The report, “Meeting the Needs of Tomorrow’s Distributors,” finds that although distributors want advisers to increase their usage of home office-driven models, adviser adoption of such models has decreased.
Despite advisers’ concerns about model portfolios, interviews with executives at all of the major broker/dealer firms highlight that distributors are looking to improve usage of models – expecting nearly a third (31.1%) of asset flows to come from these portfolios in the next 12 months. Yet data from the Q2 2011 Benchmarking Survey by kasina’s FA Vision service reveals that the percentage of financial intermediaries who use home-office models has decreased from 67.1% to 61.6% in the last six months.

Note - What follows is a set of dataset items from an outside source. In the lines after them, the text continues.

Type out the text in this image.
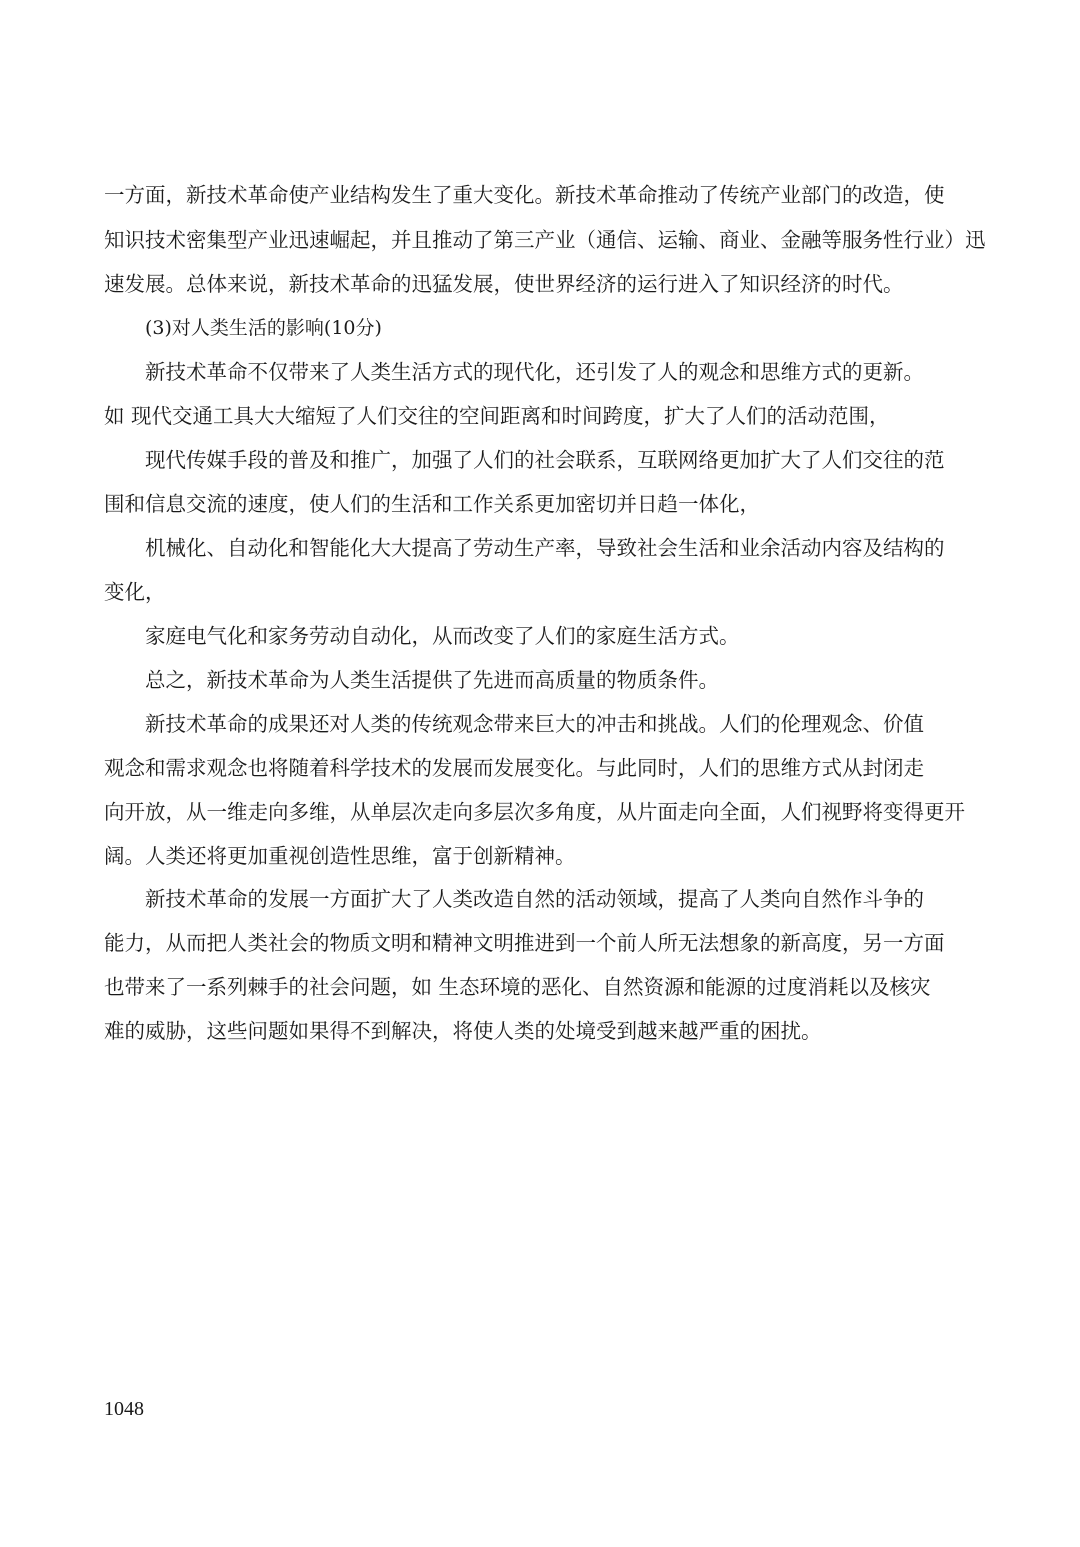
一方面，新技术革命使产业结构发生了重大变化。新技术革命推动了传统产业部门的改造，使
知识技术密集型产业迅速崛起，并且推动了第三产业（通信、运输、商业、金融等服务性行业）迅
速发展。总体来说，新技术革命的迅猛发展，使世界经济的运行进入了知识经济的时代。
(3)对人类生活的影响(10分)
新技术革命不仅带来了人类生活方式的现代化，还引发了人的观念和思维方式的更新。
如 现代交通工具大大缩短了人们交往的空间距离和时间跨度，扩大了人们的活动范围，
现代传媒手段的普及和推广，加强了人们的社会联系，互联网络更加扩大了人们交往的范
围和信息交流的速度，使人们的生活和工作关系更加密切并日趋一体化，
机械化、自动化和智能化大大提高了劳动生产率，导致社会生活和业余活动内容及结构的
变化，
家庭电气化和家务劳动自动化，从而改变了人们的家庭生活方式。
总之，新技术革命为人类生活提供了先进而高质量的物质条件。
新技术革命的成果还对人类的传统观念带来巨大的冲击和挑战。人们的伦理观念、价值
观念和需求观念也将随着科学技术的发展而发展变化。与此同时，人们的思维方式从封闭走
向开放，从一维走向多维，从单层次走向多层次多角度，从片面走向全面，人们视野将变得更开
阔。人类还将更加重视创造性思维，富于创新精神。
新技术革命的发展一方面扩大了人类改造自然的活动领域，提高了人类向自然作斗争的
能力，从而把人类社会的物质文明和精神文明推进到一个前人所无法想象的新高度，另一方面
也带来了一系列棘手的社会问题，如 生态环境的恶化、自然资源和能源的过度消耗以及核灾
难的威胁，这些问题如果得不到解决，将使人类的处境受到越来越严重的困扰。
1048
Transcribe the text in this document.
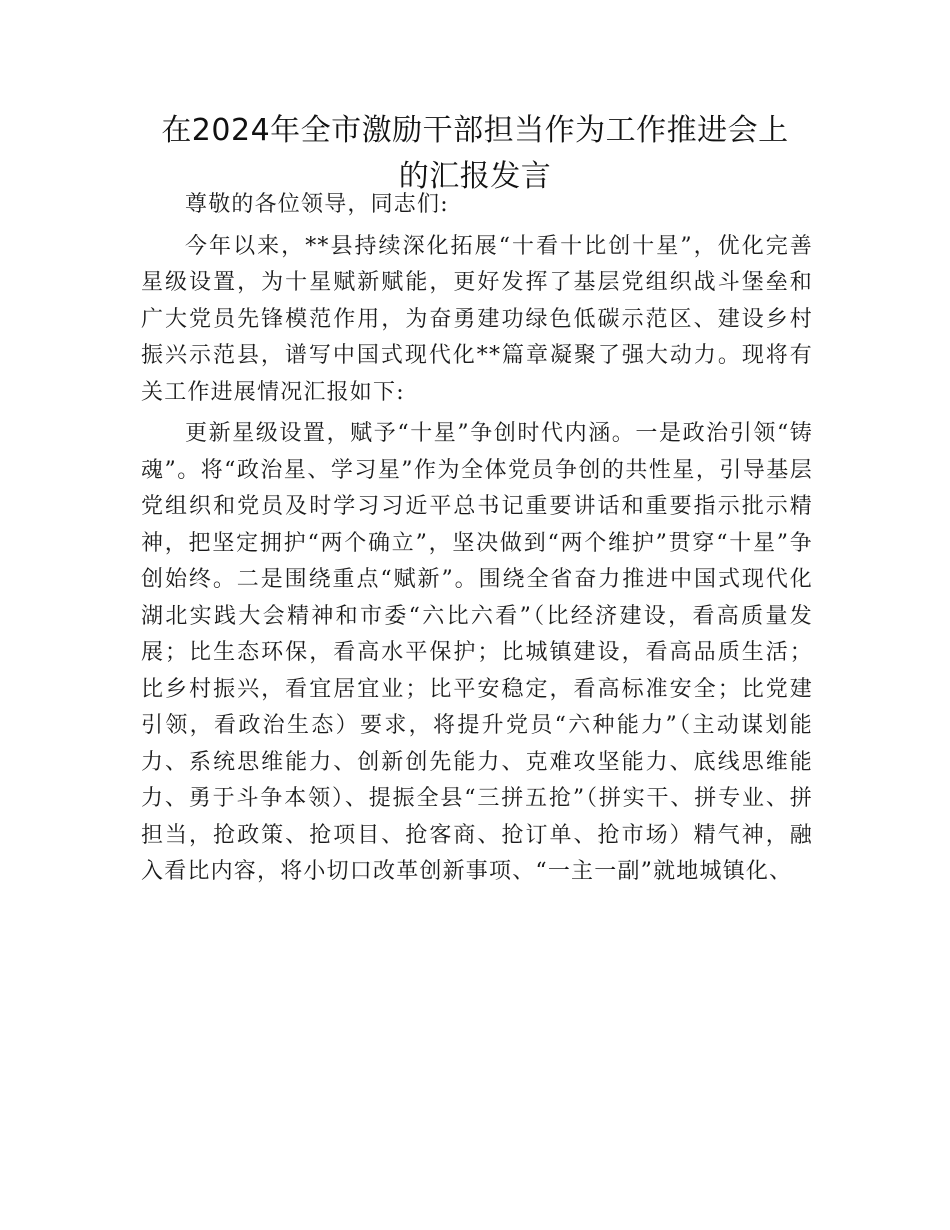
在2024年全市激励干部担当作为工作推进会上
的汇报发言

尊敬的各位领导，同志们:

今年以来，**县持续深化拓展“十看十比创十星”，优化完善星级设置，为十星赋新赋能，更好发挥了基层党组织战斗堡垒和广大党员先锋模范作用，为奋勇建功绿色低碳示范区、建设乡村振兴示范县，谱写中国式现代化**篇章凝聚了强大动力。现将有关工作进展情况汇报如下:

更新星级设置，赋予“十星”争创时代内涵。一是政治引领“铸魂”。将“政治星、学习星”作为全体党员争创的共性星，引导基层党组织和党员及时学习习近平总书记重要讲话和重要指示批示精神，把坚定拥护“两个确立”，坚决做到“两个维护”贯穿“十星”争创始终。二是围绕重点“赋新”。围绕全省奋力推进中国式现代化湖北实践大会精神和市委“六比六看”（比经济建设，看高质量发展；比生态环保，看高水平保护；比城镇建设，看高品质生活；比乡村振兴，看宜居宜业；比平安稳定，看高标准安全；比党建引领，看政治生态）要求，将提升党员“六种能力”（主动谋划能力、系统思维能力、创新创先能力、克难攻坚能力、底线思维能力、勇于斗争本领）、提振全县“三拼五抢”（拼实干、拼专业、拼担当，抢政策、抢项目、抢客商、抢订单、抢市场）精气神，融入看比内容，将小切口改革创新事项、“一主一副”就地城镇化、
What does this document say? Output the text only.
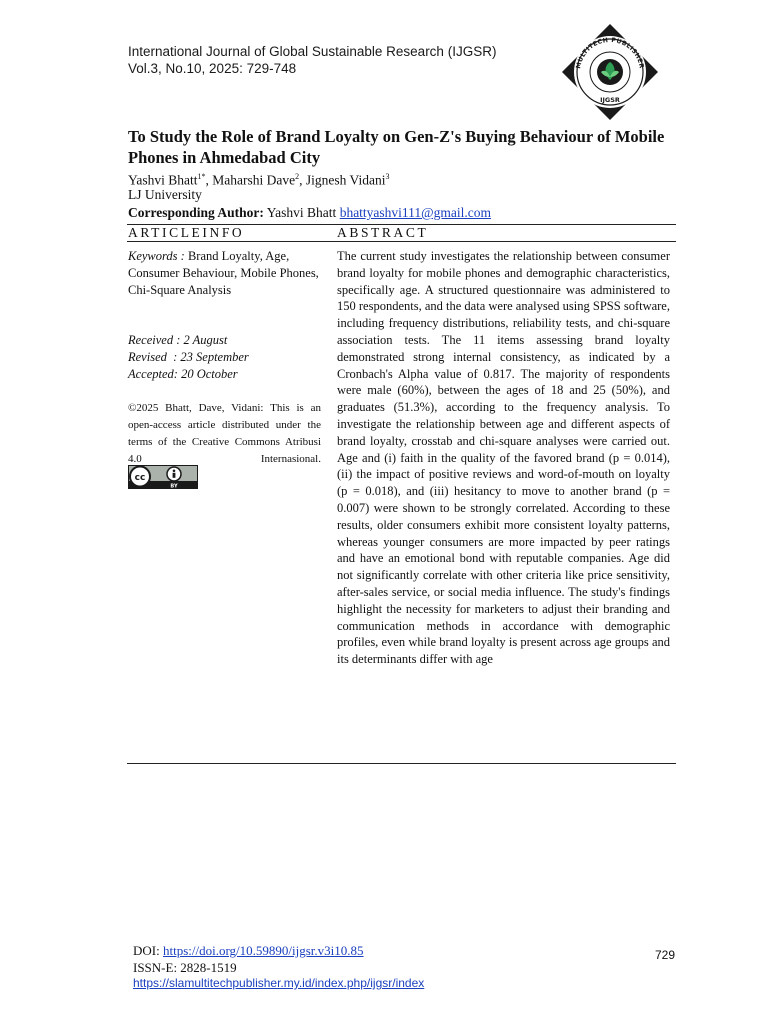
International Journal of Global Sustainable Research (IJGSR)
Vol.3, No.10, 2025: 729-748	MULTITECH PUBLISHER
IJGSR
To Study the Role of Brand Loyalty on Gen-Z's Buying Behaviour of Mobile Phones in Ahmedabad City
Yashvi Bhatt$^{1*}$, Maharshi Dave$^2$, Jignesh Vidani$^3$
LJ University
Corresponding Author: Yashvi Bhatt bhattyashvi111@gmail.com
ARTICLEINFO	ABSTRACT
Keywords : Brand Loyalty, Age, Consumer Behaviour, Mobile Phones, Chi-Square Analysis
Received : 2 August
Revised  : 23 September
Accepted: 20 October
©2025 Bhatt, Dave, Vidani: This is an open-access article distributed under the terms of the Creative Commons Atribusi 4.0 Internasional.
cc
BY

The current study investigates the relationship between consumer brand loyalty for mobile phones and demographic characteristics, specifically age. A structured questionnaire was administered to 150 respondents, and the data were analysed using SPSS software, including frequency distributions, reliability tests, and chi-square association tests. The 11 items assessing brand loyalty demonstrated strong internal consistency, as indicated by a Cronbach's Alpha value of 0.817. The majority of respondents were male (60%), between the ages of 18 and 25 (50%), and graduates (51.3%), according to the frequency analysis. To investigate the relationship between age and different aspects of brand loyalty, crosstab and chi-square analyses were carried out. Age and (i) faith in the quality of the favored brand (p = 0.014), (ii) the impact of positive reviews and word-of-mouth on loyalty (p = 0.018), and (iii) hesitancy to move to another brand (p = 0.007) were shown to be strongly correlated. According to these results, older consumers exhibit more consistent loyalty patterns, whereas younger consumers are more impacted by peer ratings and have an emotional bond with reputable companies. Age did not significantly correlate with other criteria like price sensitivity, after-sales service, or social media influence. The study's findings highlight the necessity for marketers to adjust their branding and communication methods in accordance with demographic profiles, even while brand loyalty is present across age groups and its determinants differ with age

DOI: https://doi.org/10.59890/ijgsr.v3i10.85
ISSN-E: 2828-1519
https://slamultitechpublisher.my.id/index.php/ijgsr/index
729
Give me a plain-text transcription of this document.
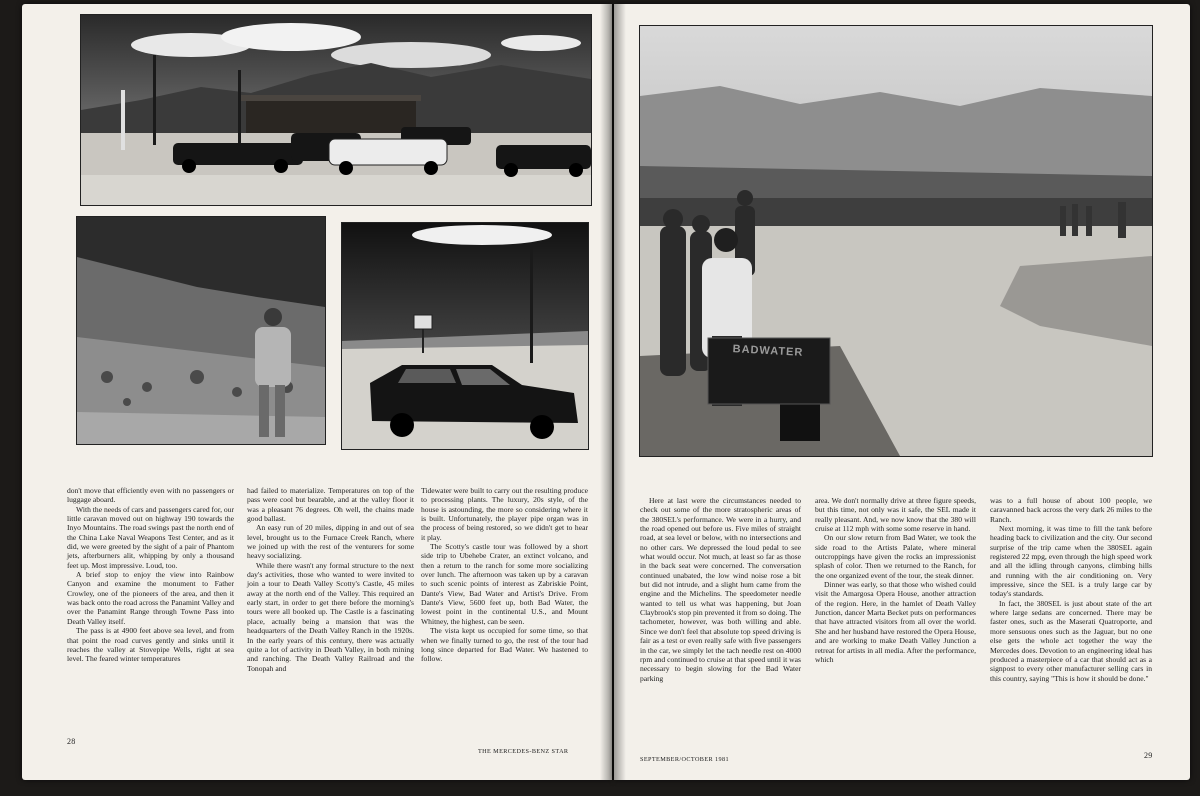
BADWATER

don't move that efficiently even with no passengers or luggage aboard.

With the needs of cars and passengers cared for, our little caravan moved out on highway 190 towards the Inyo Mountains. The road swings past the north end of the China Lake Naval Weapons Test Center, and as it did, we were greeted by the sight of a pair of Phantom jets, afterburners alit, whipping by only a thousand feet up. Most impressive. Loud, too.

A brief stop to enjoy the view into Rainbow Canyon and examine the monument to Father Crowley, one of the pioneers of the area, and then it was back onto the road across the Panamint Valley and over the Panamint Range through Towne Pass into Death Valley itself.

The pass is at 4900 feet above sea level, and from that point the road curves gently and sinks until it reaches the valley at Stovepipe Wells, right at sea level. The feared winter temperatures

had failed to materialize. Temperatures on top of the pass were cool but bearable, and at the valley floor it was a pleasant 76 degrees. Oh well, the chains made good ballast.

An easy run of 20 miles, dipping in and out of sea level, brought us to the Furnace Creek Ranch, where we joined up with the rest of the venturers for some heavy socializing.

While there wasn't any formal structure to the next day's activities, those who wanted to were invited to join a tour to Death Valley Scotty's Castle, 45 miles away at the north end of the Valley. This required an early start, in order to get there before the morning's tours were all booked up. The Castle is a fascinating place, actually being a mansion that was the headquarters of the Death Valley Ranch in the 1920s. In the early years of this century, there was actually quite a lot of activity in Death Valley, in both mining and ranching. The Death Valley Railroad and the Tonopah and

Tidewater were built to carry out the resulting produce to processing plants. The luxury, 20s style, of the house is astounding, the more so considering where it is built. Unfortunately, the player pipe organ was in the process of being restored, so we didn't get to hear it play.

The Scotty's castle tour was followed by a short side trip to Ubehebe Crater, an extinct volcano, and then a return to the ranch for some more socializing over lunch. The afternoon was taken up by a caravan to such scenic points of interest as Zabriskie Point, Dante's View, Bad Water and Artist's Drive. From Dante's View, 5600 feet up, both Bad Water, the lowest point in the continental U.S., and Mount Whitney, the highest, can be seen.

The vista kept us occupied for some time, so that when we finally turned to go, the rest of the tour had long since departed for Bad Water. We hastened to follow.

Here at last were the circumstances needed to check out some of the more stratospheric areas of the 380SEL's performance. We were in a hurry, and the road opened out before us. Five miles of straight road, at sea level or below, with no intersections and no other cars. We depressed the loud pedal to see what would occur. Not much, at least so far as those in the back seat were concerned. The conversation continued unabated, the low wind noise rose a bit but did not intrude, and a slight hum came from the engine and the Michelins. The speedometer needle wanted to tell us what was happening, but Joan Claybrook's stop pin prevented it from so doing. The tachometer, however, was both willing and able. Since we don't feel that absolute top speed driving is fair as a test or even really safe with five passengers in the car, we simply let the tach needle rest on 4000 rpm and continued to cruise at that speed until it was necessary to begin slowing for the Bad Water parking

area. We don't normally drive at three figure speeds, but this time, not only was it safe, the SEL made it really pleasant. And, we now know that the 380 will cruise at 112 mph with some some reserve in hand.

On our slow return from Bad Water, we took the side road to the Artists Palate, where mineral outcroppings have given the rocks an impressionist splash of color. Then we returned to the Ranch, for the one organized event of the tour, the steak dinner.

Dinner was early, so that those who wished could visit the Amargosa Opera House, another attraction of the region. Here, in the hamlet of Death Valley Junction, dancer Marta Becket puts on performances that have attracted visitors from all over the world. She and her husband have restored the Opera House, and are working to make Death Valley Junction a retreat for artists in all media. After the performance, which

was to a full house of about 100 people, we caravanned back across the very dark 26 miles to the Ranch.

Next morning, it was time to fill the tank before heading back to civilization and the city. Our second surprise of the trip came when the 380SEL again registered 22 mpg, even through the high speed work and all the idling through canyons, climbing hills and running with the air conditioning on. Very impressive, since the SEL is a truly large car by today's standards.

In fact, the 380SEL is just about state of the art where large sedans are concerned. There may be faster ones, such as the Maserati Quatroporte, and more sensuous ones such as the Jaguar, but no one else gets the whole act together the way the Mercedes does. Devotion to an engineering ideal has produced a masterpiece of a car that should act as a signpost to every other manufacturer selling cars in this country, saying "This is how it should be done."

28
THE MERCEDES-BENZ STAR
SEPTEMBER/OCTOBER 1981	29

FA Vision found that intermediaries are skeptical of their home office decisions, with only 26.1% of financial intermediaries have “strong trust” in the home office as of Q2 2011, with a majority (63.9%) having low to moderate trust in the home office.
“Some advisers are reluctant to place greater assets in models because of distrust in the asset allocation or investment decisions made by home office research. An additional fear among advisers is that turnkey solutions like model portfolios diminish their value-proposition and inhibit the portfolio’s portability,” says Hari Krishnaswami, FA Vision Product Manager.
“The current market volatility will give advisers an opportunity to test the risk measures of home office-driven models in addition to how well these portfolios perform,” says Krishnaswami. “As distributors become more progressive and the centralization of investment decisions grow, we anticipate the overall fund flows controlled by the home office to grow, but they will need to perform well in volatile markets in order to gain advisors’ trust.”